Elle s'arrêta en me regardant comme si elle voulait vérifier que j'étais toujours en vie. Il est vrai que j'avais fermé les yeux, le nœud dans mon estomac devenant de plus en plus douloureux.

– Cela peut vous sembler ridicule, excessif, pinailleur… mais voilà, certains craignent que nos valeurs ne soient menacées. Aussi, nous avons décidé de ne plus tolérer tous ces petits signes de différence, ni dans nos piscines, ni ailleurs.
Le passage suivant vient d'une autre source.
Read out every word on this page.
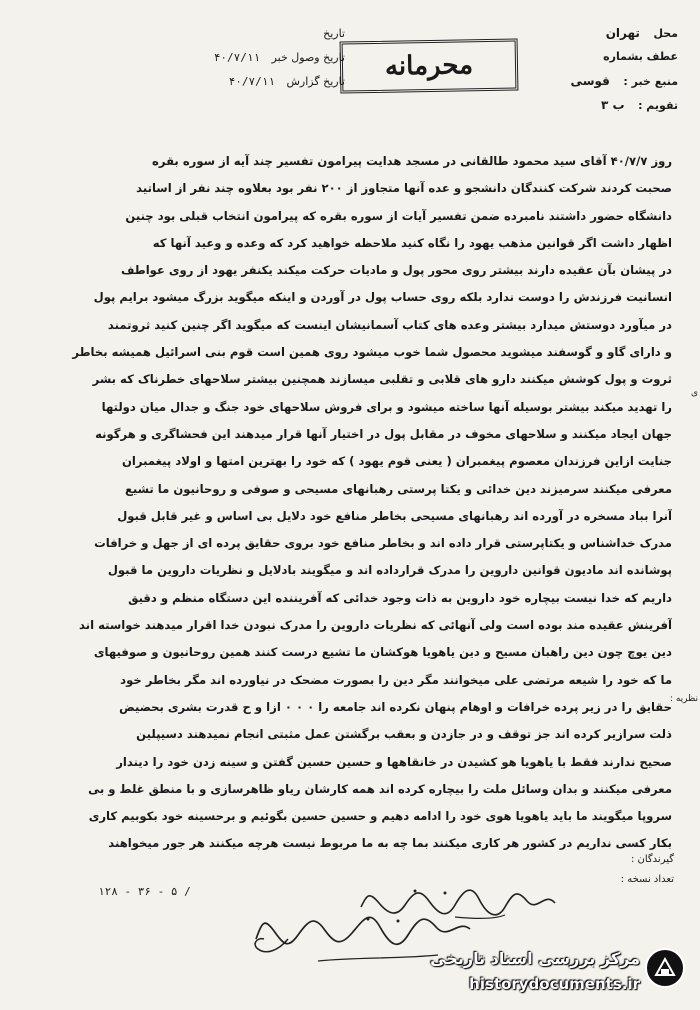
محل تهران
عطف بشماره
منبع خبر : قوسی
تقویم : ب ۳
محرمانه
تاریخ
تاریخ وصول خبر ۴۰/۷/۱۱
تاریخ گزارش ۴۰/۷/۱۱

روز ۴۰/۷/۷ آقای سید محمود طالقانی در مسجد هدایت پیرامون تفسیر چند آیه از سوره بقره

صحبت کردند شرکت کنندگان دانشجو و عده آنها متجاوز از ۲۰۰ نفر بود بعلاوه چند نفر از اساتید

دانشگاه حضور داشتند نامبرده ضمن تفسیر آیات از سوره بقره که پیرامون انتخاب قبلی بود چنین

اظهار داشت اگر قوانین مذهب یهود را نگاه کنید ملاحظه خواهید کرد که وعده و وعید آنها که

در پیشان بآن عقیده دارند بیشتر روی محور پول و مادیات حرکت میکند یکنفر یهود از روی عواطف

انسانیت فرزندش را دوست ندارد بلکه روی حساب پول در آوردن و اینکه میگوید بزرگ میشود برایم پول

در میآورد دوستش میدارد بیشتر وعده های کتاب آسمانیشان اینست که میگوید اگر چنین کنید ثروتمند

و دارای گاو و گوسفند میشوید محصول شما خوب میشود روی همین است قوم بنی اسرائیل همیشه بخاطر

ثروت و پول کوشش میکنند دارو های قلابی و تقلبی میسازند همچنین بیشتر سلاحهای خطرناک که بشر

را تهدید میکند بیشتر بوسیله آنها ساخته میشود و برای فروش سلاحهای خود جنگ و جدال میان دولتها

جهان ایجاد میکنند و سلاحهای مخوف در مقابل پول در اختیار آنها قرار میدهند این فحشاگری و هرگونه

جنایت ازاین فرزندان معصوم پیغمبران ( یعنی قوم یهود ) که خود را بهترین امتها و اولاد پیغمبران

معرفی میکنند سرمیزند دین خدائی و یکتا پرستی رهبانهای مسیحی و صوفی و روحانیون ما تشیع

آنرا بباد مسخره در آورده اند رهبانهای مسیحی بخاطر منافع خود دلایل بی اساس و غیر قابل قبول

مدرک خداشناس و یکتاپرستی قرار داده اند و بخاطر منافع خود بروی حقایق پرده ای از جهل و خرافات

پوشانده اند مادیون قوانین داروین را مدرک قرارداده اند و میگویند بادلایل و نظریات داروین ما قبول

داریم که خدا نیست بیچاره خود داروین به ذات وجود خدائی که آفریننده این دستگاه منظم و دقیق

آفرینش عقیده مند بوده است ولی آنهائی که نظریات داروین را مدرک نبودن خدا اقرار میدهند خواسته اند

دین یوچ چون دین راهبان مسیح و دین یاهویا هوکشان ما تشیع درست کنند همین روحانیون و صوفیهای

ما که خود را شیعه مرتضی علی میخوانند مگر دین را بصورت مضحک در نیاورده اند مگر بخاطر خود

حقایق را در زیر پرده خرافات و اوهام پنهان نکرده اند جامعه را ۰ ۰ ۰ ازا و ح قدرت بشری بحضیض

ذلت سرازیر کرده اند جز توقف و در جازدن و بعقب برگشتن عمل مثبتی انجام نمیدهند دسیپلین

صحیح ندارند فقط با یاهویا هو کشیدن در خانقاهها و حسین حسین گفتن و سینه زدن خود را دیندار

معرفی میکنند و بدان وسائل ملت را بیچاره کرده اند همه کارشان ریاو ظاهرسازی و با منطق غلط و بی

سروپا میگویند ما باید یاهویا هوی خود را ادامه دهیم و حسین حسین بگوئیم و برحسینه خود بکوبیم کاری

بکار کسی نداریم در کشور هر کاری میکنند بما چه به ما مربوط نیست هرچه میکنند هر جور میخواهند

ی
نظریه :
گیرندگان :
تعداد نسخه :
۱۲۸ - ۳۶ - ۵ /
مرکز بررسی اسناد تاریخی
historydocuments.ir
Votre fille porte un maillot au lieu d'un slip de bain, comme tous les enfants. Cela pose question. Je ne vous cacherai pas que certains parents se sont plaints. Je dois en tenir compte.

Devant mon silence, elle se demandait si j'avais bien compris.

– Je sais que c'est gênant à dire, mas je vais être très claire : si les garçons nagent torse nu, vous devez comprendre que nous ne pouvons tolérer que les filles, et votre fille en particulier, se couvrent la poitrine.

Comment lui expliquer que ce n'était pas possible, que chez nous, les seins sont réservés au mari, au compagnon ou à la compagne, mais certainement pas au public, et que les plus audacieuses se contentent de montrer leur nombril ?

– Peut-être qu'un bikini… tentai-je. On en avait ramené de chez nous. Je n'étais même pas sûre de pouvoir convaincre Anna, mais je pouvais essayer.

– Je regrette. À la piscine, c'est un slip de bain ou rien. Écoutez, nous voulons vraiment garder Anna dans notre école. Elle a de l'avenir. Vous n'allez pas lui gâcher sa jeunesse…

Elle voulait m'aider. Elle se pencha vers moi et baissa la voix, bien qu'il n'y eut personne d'autre dans la pièce.

– Peut-être a-t-elle un problème ? Une… malformation ? Une tache gênante… ? Non ? fit-elle, déçue. Dans ce cas…

Elle se redressa.

– Dans ce cas, si elle ne s'adapte pas à nos coutumes, je ne vois pas d'autre solution que de la dispenser de piscine. Il y aura bien un médecin qui lui fournira un certificat médical…

– Non. Ma fille aime nager. On ne peut pas…

– Écoutez, je pense que je vous ai tout expliqué. Vous avez un mois. Si après ce délai, votre fille essaie d'entrer à la piscine avec cet… accoutrement, l'entrée lui sera refusée. Nous en avons fini.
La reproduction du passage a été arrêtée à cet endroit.